Figure 2. View of shrinkage cracking in a concrete brick veneer beneath a window corner.
If adequate control joints do not provide an intentional weak plane to control where cracks occur, shrinkage cracks will generally find their own weak points in the wall. This typically occurs adjacent to window and door openings since the amount of masonry is reduced at these openings (Figure 2). Windows and doors serve almost like perforations in a sheet of paper being ripped apart. Therefore, it make sense to locate control joints at these locations where cracks would naturally tend to form.
There are several common mistakes observed in modern control joint installation. First, it is sometimes observed that bed joint reinforcing is installed continuously across a control joint. This reinforcing does not allow the control joint to open easily and can make the joint non-functional. In fact, extra horizontal reinforcing can be used to extend control joint spacing or prevent cracking at natural weak points in walls.
All joint reinforcing and non-structural bond beams (such as bond beams used for temporary wind bracing or shrinkage control only) should be discontinuous at every control joint (Figure 3).
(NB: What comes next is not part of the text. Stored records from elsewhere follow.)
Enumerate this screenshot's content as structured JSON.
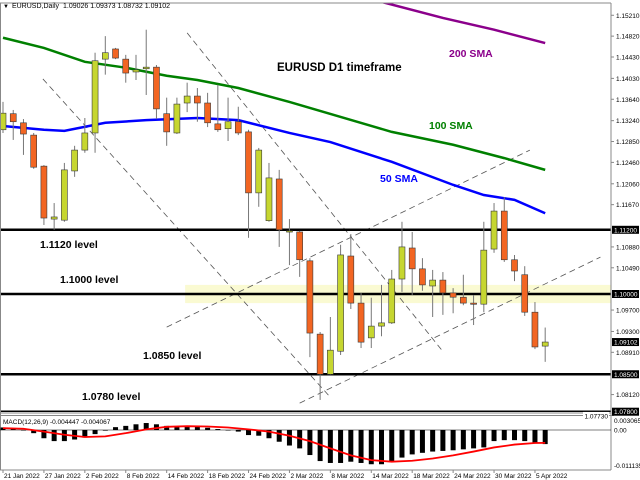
{
  "header": {
    "symbol": "EURUSD,Daily",
    "ohlc": "1.09026 1.09373 1.08732 1.09102"
  },
  "colors": {
    "bull": "#c6d630",
    "bear": "#f26522",
    "candle_border": "#3a3a3a",
    "sma50": "#0000ff",
    "sma100": "#008000",
    "sma200": "#8b008b",
    "signal": "#ff0000",
    "zone": "#fafad2"
  },
  "chart_data": {
    "type": "candlestick",
    "title": "EURUSD D1 timeframe",
    "ylim": [
      1.0773,
      1.1577
    ],
    "grid": false,
    "y_tick_labels": [
      "1.15210",
      "1.14820",
      "1.14430",
      "1.14030",
      "1.13640",
      "1.13240",
      "1.12850",
      "1.12460",
      "1.12060",
      "1.11670",
      "1.10880",
      "1.10490",
      "1.09700",
      "1.09300",
      "1.08910",
      "1.08120",
      "1.07730"
    ],
    "y_highlight_labels": [
      "1.11200",
      "1.10000",
      "1.09102",
      "1.08500",
      "1.07800"
    ],
    "x_tick_labels": [
      {
        "bar": 0,
        "label": "21 Jan 2022"
      },
      {
        "bar": 4,
        "label": "27 Jan 2022"
      },
      {
        "bar": 8,
        "label": "2 Feb 2022"
      },
      {
        "bar": 12,
        "label": "8 Feb 2022"
      },
      {
        "bar": 16,
        "label": "14 Feb 2022"
      },
      {
        "bar": 20,
        "label": "18 Feb 2022"
      },
      {
        "bar": 24,
        "label": "24 Feb 2022"
      },
      {
        "bar": 28,
        "label": "2 Mar 2022"
      },
      {
        "bar": 32,
        "label": "8 Mar 2022"
      },
      {
        "bar": 36,
        "label": "14 Mar 2022"
      },
      {
        "bar": 40,
        "label": "18 Mar 2022"
      },
      {
        "bar": 44,
        "label": "24 Mar 2022"
      },
      {
        "bar": 48,
        "label": "30 Mar 2022"
      },
      {
        "bar": 52,
        "label": "5 Apr 2022"
      }
    ],
    "candles_ohlc": [
      [
        1.1307,
        1.1359,
        1.1301,
        1.1338
      ],
      [
        1.1337,
        1.1344,
        1.1288,
        1.1322
      ],
      [
        1.132,
        1.1327,
        1.126,
        1.1299
      ],
      [
        1.1297,
        1.1301,
        1.1234,
        1.1237
      ],
      [
        1.1239,
        1.1241,
        1.1129,
        1.1142
      ],
      [
        1.114,
        1.117,
        1.112,
        1.1144
      ],
      [
        1.1138,
        1.1245,
        1.1135,
        1.1232
      ],
      [
        1.123,
        1.1277,
        1.1219,
        1.1269
      ],
      [
        1.1269,
        1.1329,
        1.1264,
        1.1301
      ],
      [
        1.1301,
        1.1451,
        1.1264,
        1.1436
      ],
      [
        1.1439,
        1.1482,
        1.141,
        1.1451
      ],
      [
        1.1458,
        1.146,
        1.1439,
        1.1441
      ],
      [
        1.1439,
        1.1447,
        1.1395,
        1.1413
      ],
      [
        1.1415,
        1.1447,
        1.14,
        1.1419
      ],
      [
        1.1421,
        1.1494,
        1.1372,
        1.1424
      ],
      [
        1.1424,
        1.1428,
        1.1327,
        1.1346
      ],
      [
        1.1337,
        1.1367,
        1.1277,
        1.1303
      ],
      [
        1.1301,
        1.1367,
        1.1299,
        1.1355
      ],
      [
        1.1357,
        1.1395,
        1.134,
        1.137
      ],
      [
        1.137,
        1.1385,
        1.1322,
        1.1357
      ],
      [
        1.1357,
        1.1376,
        1.1312,
        1.132
      ],
      [
        1.1318,
        1.1391,
        1.1303,
        1.1307
      ],
      [
        1.1309,
        1.1367,
        1.1286,
        1.1322
      ],
      [
        1.1322,
        1.135,
        1.1297,
        1.1301
      ],
      [
        1.1303,
        1.1307,
        1.1105,
        1.1189
      ],
      [
        1.1189,
        1.1273,
        1.1163,
        1.1269
      ],
      [
        1.1137,
        1.1245,
        1.1135,
        1.1217
      ],
      [
        1.1215,
        1.1232,
        1.1088,
        1.112
      ],
      [
        1.1116,
        1.114,
        1.1054,
        1.1118
      ],
      [
        1.1116,
        1.1118,
        1.1032,
        1.1064
      ],
      [
        1.1062,
        1.1067,
        1.0882,
        1.0927
      ],
      [
        1.0925,
        1.0929,
        1.0802,
        1.085
      ],
      [
        1.085,
        1.0957,
        1.0849,
        1.0895
      ],
      [
        1.0893,
        1.1092,
        1.0886,
        1.1073
      ],
      [
        1.1071,
        1.1112,
        1.0972,
        1.0983
      ],
      [
        1.0983,
        1.1002,
        1.0899,
        1.091
      ],
      [
        1.0918,
        1.0993,
        1.0899,
        1.094
      ],
      [
        1.094,
        1.1017,
        1.0921,
        1.0946
      ],
      [
        1.0946,
        1.1045,
        1.0944,
        1.1028
      ],
      [
        1.1028,
        1.1135,
        1.1004,
        1.1088
      ],
      [
        1.1086,
        1.1116,
        1.0998,
        1.1047
      ],
      [
        1.1047,
        1.1067,
        1.1006,
        1.1017
      ],
      [
        1.1015,
        1.1045,
        1.0957,
        1.1026
      ],
      [
        1.1026,
        1.1041,
        1.0961,
        1.1002
      ],
      [
        1.1002,
        1.1011,
        1.0964,
        1.0994
      ],
      [
        1.0994,
        1.1036,
        1.0979,
        1.0983
      ],
      [
        1.0983,
        1.0998,
        1.0942,
        1.0981
      ],
      [
        1.0981,
        1.1135,
        1.0966,
        1.1082
      ],
      [
        1.1084,
        1.117,
        1.1077,
        1.1155
      ],
      [
        1.1155,
        1.1181,
        1.106,
        1.1064
      ],
      [
        1.1064,
        1.1073,
        1.1024,
        1.1043
      ],
      [
        1.1036,
        1.1052,
        1.0959,
        1.0966
      ],
      [
        1.0966,
        1.0985,
        1.0897,
        1.0901
      ],
      [
        1.09026,
        1.09373,
        1.08732,
        1.09102
      ]
    ],
    "moving_averages": [
      {
        "name": "50 SMA",
        "color": "#0000ff",
        "points": [
          [
            0,
            1.1314
          ],
          [
            4,
            1.1307
          ],
          [
            6,
            1.1305
          ],
          [
            10,
            1.132
          ],
          [
            14,
            1.1325
          ],
          [
            19,
            1.1329
          ],
          [
            23,
            1.1325
          ],
          [
            28,
            1.1301
          ],
          [
            32,
            1.1284
          ],
          [
            38,
            1.1247
          ],
          [
            44,
            1.1204
          ],
          [
            47,
            1.1185
          ],
          [
            50,
            1.1176
          ],
          [
            53,
            1.1151
          ]
        ]
      },
      {
        "name": "100 SMA",
        "color": "#008000",
        "points": [
          [
            0,
            1.1479
          ],
          [
            4,
            1.146
          ],
          [
            8,
            1.1434
          ],
          [
            12,
            1.1423
          ],
          [
            16,
            1.1408
          ],
          [
            19,
            1.14
          ],
          [
            23,
            1.1385
          ],
          [
            28,
            1.1359
          ],
          [
            38,
            1.1303
          ],
          [
            44,
            1.1279
          ],
          [
            49,
            1.1254
          ],
          [
            53,
            1.1232
          ]
        ]
      },
      {
        "name": "200 SMA",
        "color": "#8b008b",
        "points": [
          [
            37,
            1.1546
          ],
          [
            43,
            1.1516
          ],
          [
            48,
            1.1494
          ],
          [
            53,
            1.1469
          ]
        ]
      }
    ],
    "levels": [
      {
        "price": 1.112,
        "label": "1.1120 level"
      },
      {
        "price": 1.1,
        "label": "1.1000 level"
      },
      {
        "price": 1.085,
        "label": "1.0850 level"
      },
      {
        "price": 1.078,
        "label": "1.0780 level"
      }
    ],
    "zone": {
      "from_bar": 18,
      "price_low": 1.0983,
      "price_high": 1.1017
    },
    "trendlines": [
      [
        [
          3.9,
          1.1402
        ],
        [
          32.0,
          1.0807
        ]
      ],
      [
        [
          18.0,
          1.1488
        ],
        [
          42.9,
          1.0895
        ]
      ],
      [
        [
          16.0,
          1.0938
        ],
        [
          51.5,
          1.1269
        ]
      ],
      [
        [
          29.0,
          1.0796
        ],
        [
          58.4,
          1.1069
        ]
      ]
    ],
    "macd": {
      "label": "MACD(12,26,9) -0.004447 -0.004067",
      "ylim": [
        -0.011135,
        0.003065
      ],
      "y_tick_labels": [
        "0.003065",
        "0.00",
        "-0.011135"
      ],
      "histogram": [
        0.0008,
        0.0003,
        0,
        -0.001,
        -0.0026,
        -0.0035,
        -0.0035,
        -0.003,
        -0.0024,
        -0.0013,
        -0.0002,
        0.0009,
        0.0013,
        0.0018,
        0.0022,
        0.0018,
        0.0013,
        0.001,
        0.0011,
        0.001,
        0.0007,
        0.0003,
        0,
        -0.0005,
        -0.0016,
        -0.0018,
        -0.0026,
        -0.0037,
        -0.0049,
        -0.0058,
        -0.0079,
        -0.0098,
        -0.0104,
        -0.0104,
        -0.01,
        -0.0104,
        -0.0108,
        -0.0108,
        -0.0098,
        -0.0087,
        -0.0077,
        -0.0072,
        -0.0068,
        -0.0066,
        -0.0064,
        -0.0061,
        -0.0058,
        -0.0055,
        -0.0035,
        -0.0032,
        -0.0032,
        -0.0035,
        -0.0042,
        -0.004447
      ],
      "signal": [
        [
          0,
          0.0006
        ],
        [
          2,
          0.0004
        ],
        [
          4,
          -0.0005
        ],
        [
          6,
          -0.0015
        ],
        [
          8,
          -0.0022
        ],
        [
          10,
          -0.002
        ],
        [
          12,
          -0.001
        ],
        [
          14,
          0.0002
        ],
        [
          16,
          0.001
        ],
        [
          18,
          0.0012
        ],
        [
          20,
          0.0011
        ],
        [
          22,
          0.0008
        ],
        [
          24,
          0.0002
        ],
        [
          26,
          -0.0005
        ],
        [
          28,
          -0.0018
        ],
        [
          30,
          -0.0035
        ],
        [
          32,
          -0.0058
        ],
        [
          34,
          -0.008
        ],
        [
          36,
          -0.0095
        ],
        [
          38,
          -0.01
        ],
        [
          40,
          -0.0097
        ],
        [
          42,
          -0.009
        ],
        [
          44,
          -0.008
        ],
        [
          46,
          -0.0068
        ],
        [
          48,
          -0.0055
        ],
        [
          50,
          -0.0046
        ],
        [
          52,
          -0.0041
        ],
        [
          53,
          -0.004067
        ]
      ]
    }
  }
}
Structural bond beams, such as diaphragm chords at the roof line should be continuous across control joints. If you don’t know whether or not a bond beam should be continuous across a control joint, be sure to get clarification from the Design Engineer in writing.
Figure 4. (Left) View of a control joint in a split-face concrete block wall that stops 1 course above the base of the wall. (Right) View of a control joint in a concrete brick veneer where the control joint stops at a soldier course above a window lintel, leading to cracking at the soldier course.
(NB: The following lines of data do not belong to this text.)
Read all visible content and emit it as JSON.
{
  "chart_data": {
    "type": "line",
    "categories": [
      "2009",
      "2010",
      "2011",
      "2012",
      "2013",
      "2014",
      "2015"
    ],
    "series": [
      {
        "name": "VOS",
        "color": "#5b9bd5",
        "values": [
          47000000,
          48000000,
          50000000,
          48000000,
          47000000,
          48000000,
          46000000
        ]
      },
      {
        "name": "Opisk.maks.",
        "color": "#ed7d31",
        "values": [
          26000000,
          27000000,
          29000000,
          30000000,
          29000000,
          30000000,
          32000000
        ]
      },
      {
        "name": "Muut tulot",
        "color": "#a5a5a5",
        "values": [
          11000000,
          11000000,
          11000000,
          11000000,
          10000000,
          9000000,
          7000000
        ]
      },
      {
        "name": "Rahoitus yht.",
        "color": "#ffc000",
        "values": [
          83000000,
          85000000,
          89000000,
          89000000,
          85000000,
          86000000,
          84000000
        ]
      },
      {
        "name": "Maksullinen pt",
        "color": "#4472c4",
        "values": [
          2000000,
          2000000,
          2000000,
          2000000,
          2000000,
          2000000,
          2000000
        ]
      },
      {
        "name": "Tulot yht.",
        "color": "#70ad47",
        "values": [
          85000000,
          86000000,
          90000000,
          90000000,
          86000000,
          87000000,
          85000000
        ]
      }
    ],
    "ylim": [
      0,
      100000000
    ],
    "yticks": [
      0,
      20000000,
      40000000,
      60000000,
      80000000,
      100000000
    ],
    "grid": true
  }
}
Another common control joint problem is stopping control joints short of the bottom of a wall or the top of a window/door opening (Figure 4). Often, control joints are stopped short of the bottoms of walls due to below-grade waterproofing concerns. However, if the portion of the wall below the joint cracks anyway, the waterproofing conditions are worse than continuing the joint below grade.
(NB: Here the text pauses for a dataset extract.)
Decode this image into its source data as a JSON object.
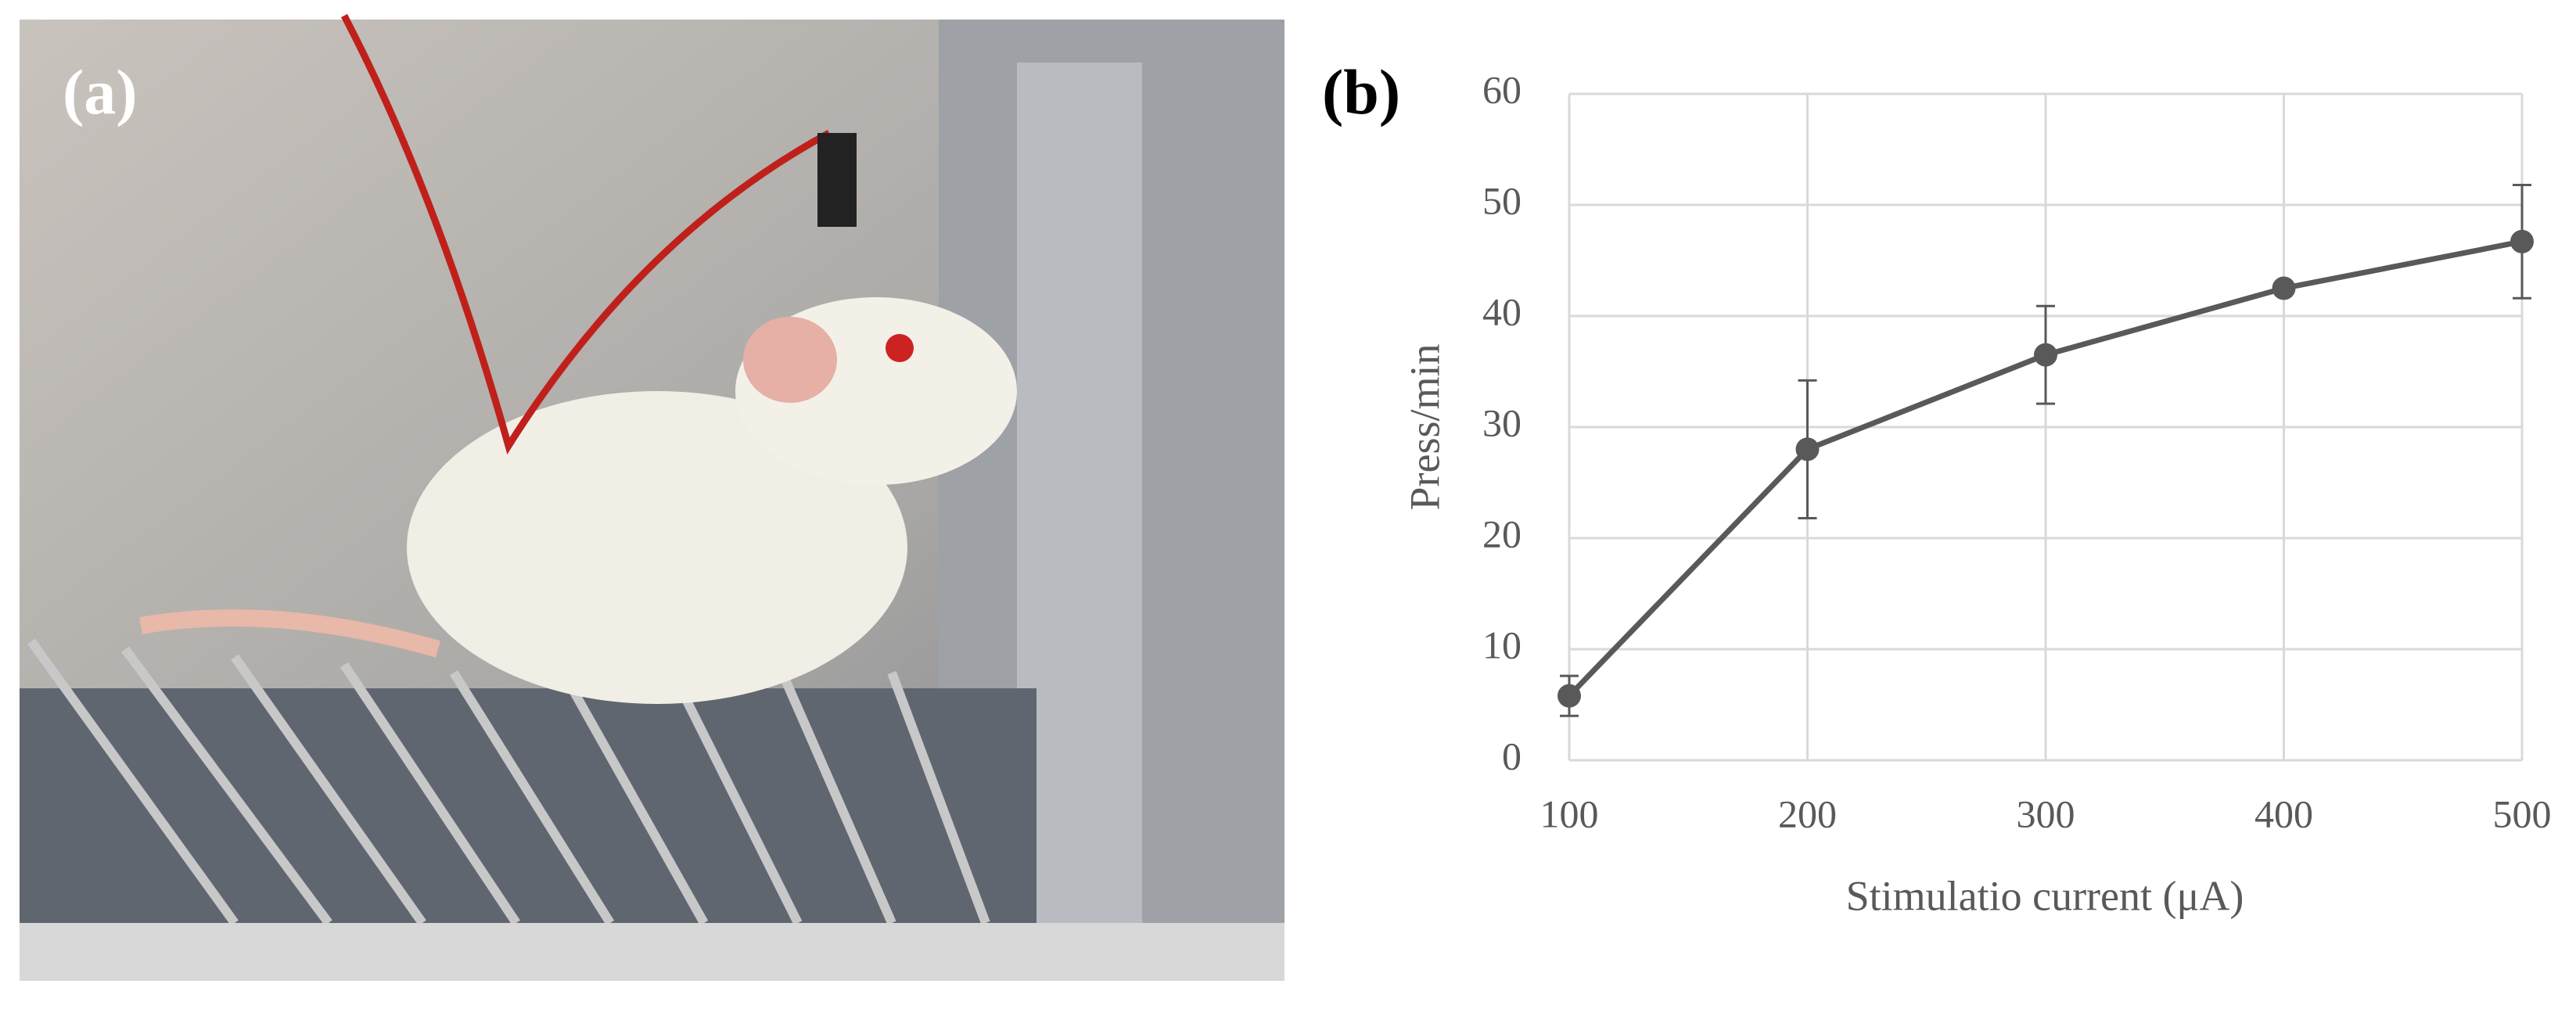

A better approach is to install waterstop (and joint sealant) at the joint below grade and continue the joint to the base of the wall. Joints are often stopped short at soldier courses above windows and doors since the head (vertical) joints do not align. Better practice is to continue the control joint, even if it must include a horizontal jog. Bed (horizontal) joints cannot be left free of mortar, but the mortar in bed joints can be raked back from the surface to permit joint sealant (caulk) installation.
Figure 5. View of concrete brick veneer showing control joint locations (indicated with green lines) and shrinkage cracking (indicated with dashed yellow line). This veneer did not contain bed joint reinforcing.
Another common control joint error is the omission of bed joint reinforcing and/or control joints in concrete masonry veneer (Figure 5). Even though concrete masonry veneer is not structural, it almost always must have bed joint reinforcing and control joints to control shrinkage cracking.
Occasionally, concrete brick veneer is substituted for clay brick material during the construction process, and the design documents and details do not address the need for bed joint reinforcing. However, block veneer is susceptible to the same shrinkage cracking behavior as load-bearing concrete block, and it requires the same types of reinforcing and control joint installations.